Remaking the Tasman World

Remaking the Tasman World

Philippa Mein Smith, Peter Hempenstall and Shaun Goldfinch

December 2008
$35.00
296pp, Paperback
152 x 228mm, 16pp colour illustrations
ISBN: 978-1-877257-62-9

Remaking the Tasman World explores New Zealand’s most important and extensive relationship – with Australia – on a variety of levels over the past century. The authors present a combined narrative about a ‘Tasman world’, a working region defined by a history of traffic in ideas, policies, objects and people.

This wide-ranging, fresh analysis focuses on myriad ‘communities of interest’ that have spanned the Tasman Sea for over a hundred years, yet have largely been ignored by national histories. The concept of Australasia – the British world south of Asia – may have become old hat, but a Tasman world still operated, and in an increasing rush from the 1960s.
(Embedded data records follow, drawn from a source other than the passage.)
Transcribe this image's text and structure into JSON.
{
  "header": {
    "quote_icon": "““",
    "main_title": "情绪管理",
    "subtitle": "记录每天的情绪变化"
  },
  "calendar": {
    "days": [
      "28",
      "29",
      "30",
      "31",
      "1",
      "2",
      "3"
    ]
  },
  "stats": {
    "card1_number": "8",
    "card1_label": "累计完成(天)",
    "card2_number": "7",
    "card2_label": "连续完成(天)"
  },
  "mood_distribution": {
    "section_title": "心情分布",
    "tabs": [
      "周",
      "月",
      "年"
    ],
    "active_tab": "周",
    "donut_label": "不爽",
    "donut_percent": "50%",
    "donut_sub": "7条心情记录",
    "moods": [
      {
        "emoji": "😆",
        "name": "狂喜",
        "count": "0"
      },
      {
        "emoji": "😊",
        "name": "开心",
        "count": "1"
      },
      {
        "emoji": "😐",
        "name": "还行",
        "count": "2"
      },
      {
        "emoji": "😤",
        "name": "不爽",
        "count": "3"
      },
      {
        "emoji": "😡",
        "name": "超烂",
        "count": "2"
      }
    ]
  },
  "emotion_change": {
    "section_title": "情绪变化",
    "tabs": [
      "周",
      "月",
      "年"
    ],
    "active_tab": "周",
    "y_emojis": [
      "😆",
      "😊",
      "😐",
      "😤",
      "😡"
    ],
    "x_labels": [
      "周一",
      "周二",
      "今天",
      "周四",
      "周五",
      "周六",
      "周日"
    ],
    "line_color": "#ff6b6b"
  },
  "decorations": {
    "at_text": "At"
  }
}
From early maps of Australasia to accounts of shared state experiments, of a trans-Tasman business world, sport and Anzac bonds, the authors unearth a common past and reorder it in a history infused with wit and insight. They also look forward, envisioning a fresh start for a trans-Tasman community facing the 21st century.

'This scholarly yet accessible book by a team of historians should have considerable appeal
to geographers.' Eric Pawson, New Zealand Geographer

Philippa Mein Smith holds a Personal Chair in History and is Director of the New Zealand Australia Research Centre at the University of Canterbury. Her previous books are A Concise History of New Zealand (2005), A History of Australia, New Zealand and the Pacific (as co-author with Donald Denoon) (2000), Mothers and King Baby (1997), and Maternity in Dispute (1986).

Peter Hempenstall is Emeritus Professor of History at the University of Canterbury. He is a Pacific historian and biographer and a frequent trans-Tasman traveller, believing that only regular transfusions of both Kiwi and Aussie culture can keep antipodeans alive and healthy. Among his books are Pacific Islanders under German Rule (1978); The Meddlesome Priest: A life of Ernest Burgmann (1993); and (with Paula Tanaka Mochida) The Lost Man: Wilhelm Solf in German history (2005).

Shaun Goldfinch is Associate Professor at Nottingham University Business School and formerly a senior lecturer in the Department of Politics at the University of Otago. He is the author of Remaking New Zealand and Australian Economic Policy (2000), co-author of Dangerous Enthusiasms: E-government, computer failure and information system development (2006), and co-editor of Handbook of International Public Sector Reform (2008).